Of course, the other possibility is that beauty does not exist and that at issue is mere taste. If so, though, then we can’t rightly say “That woman is beautiful.” We can only correctly state, “I happen to like her.” Either way, the beholder line needs to be retired.
But this all reflects the Left’s long-standing attack on objective reality. When they encounter an inconvenient truth, their very childish reaction is to try to wish it into the cornfield. Just consider academic Marc Lamont Hill, a professor of “urban education.” Appearing on Piers Morgan Uncensored recently, he claimed that “good genes” don’t exist and that the whole concept is “racist.” It’s logical, of course (following from a flawed premise): Beauty doesn’t exist, and what bestows it — good genes — also don’t.
Yet as comedian/commentator Bill Maher amusingly pointed out, this lasts about as long as leftists’ moral relativism does: Right up until making judgments becomes convenient.
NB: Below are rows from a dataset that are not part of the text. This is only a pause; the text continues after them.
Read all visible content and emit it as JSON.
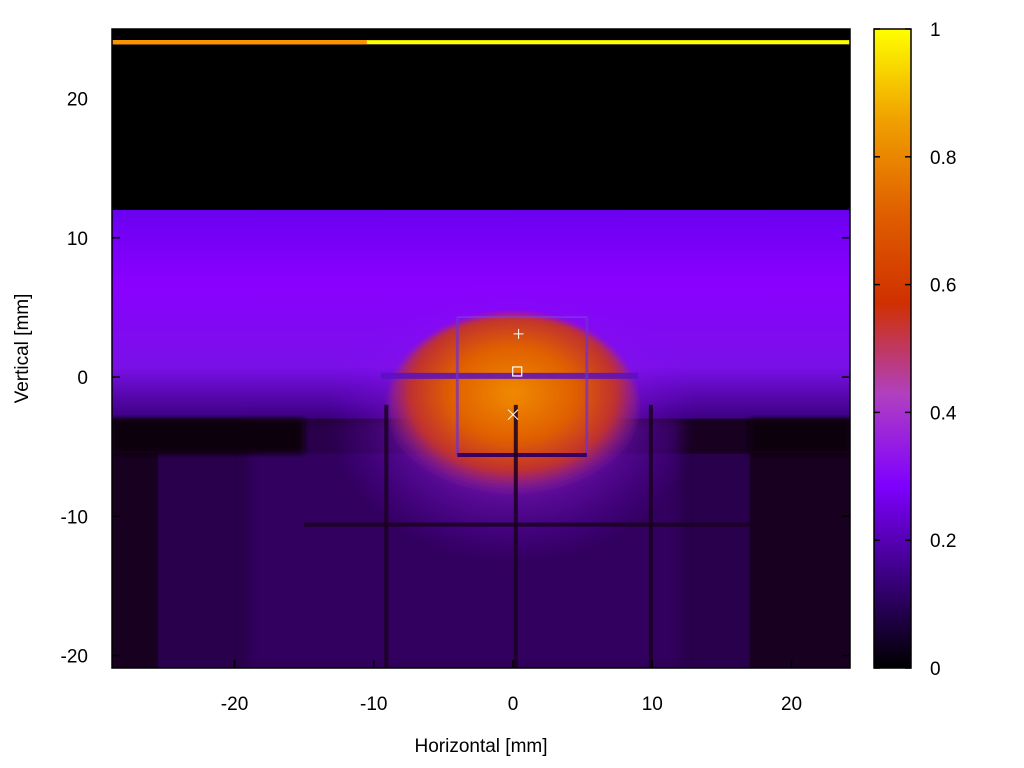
{
  "chart_data": {
    "type": "heatmap",
    "title": "",
    "xlabel": "Horizontal [mm]",
    "ylabel": "Vertical [mm]",
    "xlim": [
      -28.8,
      24.2
    ],
    "ylim": [
      -20.9,
      25
    ],
    "x_ticks": [
      -20,
      -10,
      0,
      10,
      20
    ],
    "y_ticks": [
      -20,
      -10,
      0,
      10,
      20
    ],
    "colorbar": {
      "range": [
        0,
        1
      ],
      "ticks": [
        0,
        0.2,
        0.4,
        0.6,
        0.8,
        1
      ],
      "tick_labels": [
        "0",
        "0.2",
        "0.4",
        "0.6",
        "0.8",
        "1"
      ],
      "colormap": [
        "#000000",
        "#3a0080",
        "#7f00ff",
        "#b040c0",
        "#d03000",
        "#e06000",
        "#f0a000",
        "#ffff00"
      ]
    },
    "grid": false,
    "legend": "none",
    "markers": [
      {
        "name": "plus",
        "symbol": "+",
        "x": 0.4,
        "y": 3.1
      },
      {
        "name": "square",
        "symbol": "□",
        "x": 0.3,
        "y": 0.4
      },
      {
        "name": "cross",
        "symbol": "×",
        "x": 0.0,
        "y": -2.7
      }
    ],
    "regions": [
      {
        "name": "top-bright-edge",
        "x": [
          -28.8,
          24.2
        ],
        "y": [
          23.9,
          24.2
        ],
        "value": 0.95
      },
      {
        "name": "dark-upper-area",
        "x": [
          -28.8,
          24.2
        ],
        "y": [
          12,
          23.9
        ],
        "value": 0.0
      },
      {
        "name": "purple-band",
        "x": [
          -28.8,
          24.2
        ],
        "y": [
          -3,
          12
        ],
        "value": 0.28
      },
      {
        "name": "lower-dim-area",
        "x": [
          -28.8,
          24.2
        ],
        "y": [
          -20.9,
          -3
        ],
        "value": 0.06
      },
      {
        "name": "orange-core",
        "x": [
          -9,
          9
        ],
        "y": [
          -9,
          4.5
        ],
        "value": 0.62
      }
    ]
  }
}
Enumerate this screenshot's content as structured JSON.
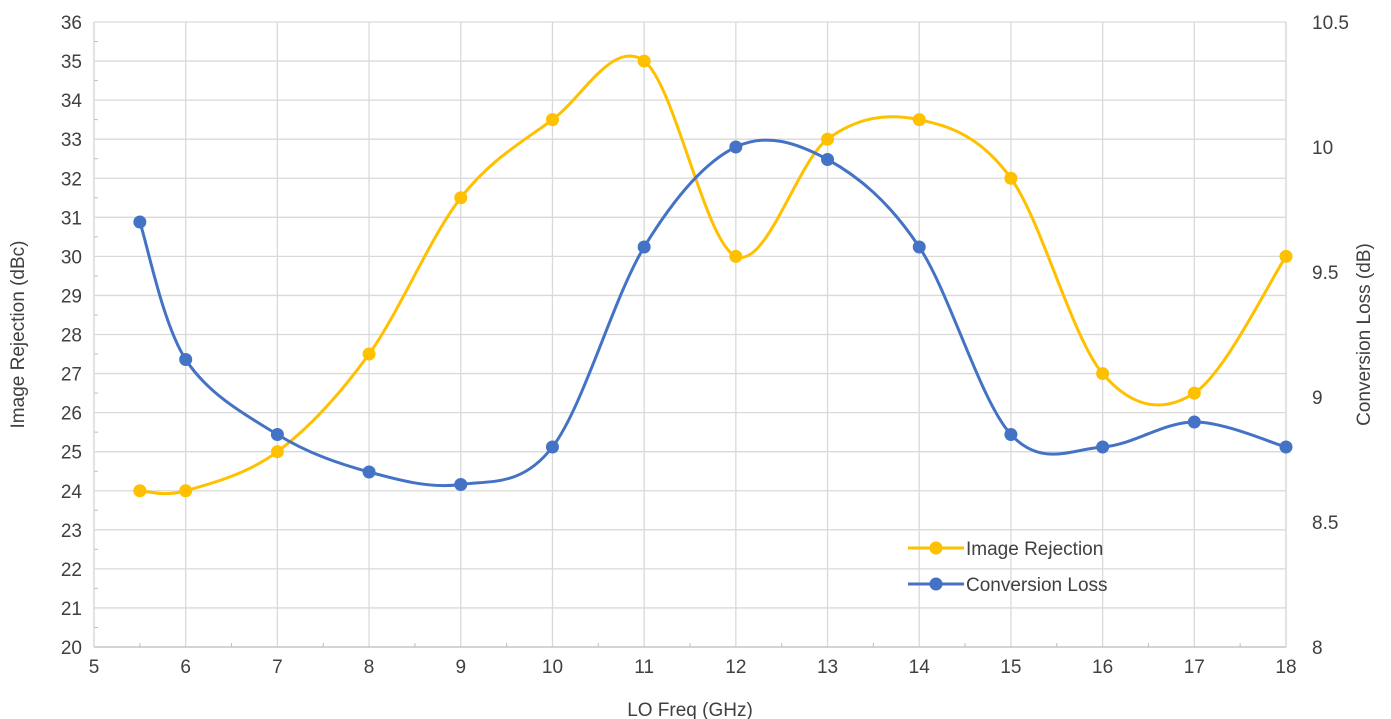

As he put it recently, the “online social justice girls are like, ‘It’s racist. There’s no such thing as good genes!’”
“Right. And then you go on Tinder and swipe left on every bald guy.”
In this vein, one could ask Hill a question. Let’s say you could, in the hall of souls, have chosen your own genes. One is a set associated with being 6’3”, drop-dead handsome, and robustly athletic, and having a 150-plus IQ and longevity. Another is associated with being 5’3”, plain as an old shoe, and nonathletic, and having an 88 IQ and a tendency toward heart disease.
We all know which set Professor Hill would choose. We also know why: because it’s “better” — though Hill would probably squirm and say it’s “because it’s, uh, optimal.”
Of course, virtually all of us could cite areas in which we didn’t inherit good genes. But our genome is not a matter of choice. The world’s Hills should note, however, that ignorance too often is.